Por Fernando Molica em 27 de junho de 2023 | Comentários (0)

Muitas pessoas comparam a comoção gerada pelo acidente com o submarino que matou cinco pessoas com a indiferença e o desprezo em relação às centenas de milhares de refugiados que morrem em naufrágios de botes precários em que tentam chegar à Europa. Uns eram milionários; outros são pretos e miseráveis.

Os primeiros representavam a prosperidade, se tivessem sobrevivido seriam recebidos com festas; os outros, quando conseguem chegar, são perseguidos ou presos por policiais a serviço de sociedades que se beneficiaram do passado colonial. A indignação e a tristeza não deveriam ser proporcionais à renda e à etnia das vítimas.
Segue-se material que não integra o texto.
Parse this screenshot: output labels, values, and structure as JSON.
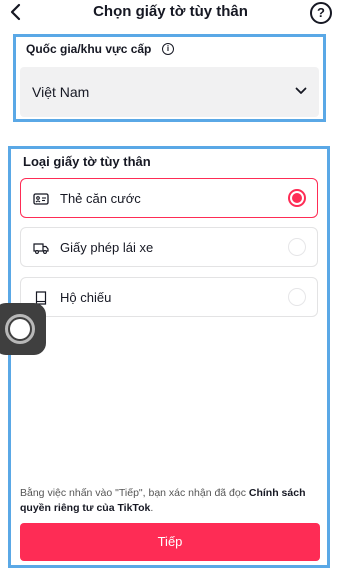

Mas talvez a revolta com a diferença de tratamento também pode ser vista como uma forma de purgação, de expiação. Em sociedades tão desiguais e injustas até mesmo comer bem, todos os dias, chega a ser um privilégio. Não é fácil sair para almoçar e ser abordado por duas ou três pessoas pedindo dinheiro para comer. É quase impossível não sentir alguma culpa ao tropeçar com tanta gente dormindo na rua.

Há meses que, na porta de uma ótima livraria da Zona Sul carioca, jovens pretos se revezam na venda de balas, não dá para achar que isso seja algo banal (e nem de longe sugiro que eles sejam retirados de lá). Ser abordado por aqueles adolescentes pobres na porta de um lugar tão simbólico revela muito sobre a nossa sociedade.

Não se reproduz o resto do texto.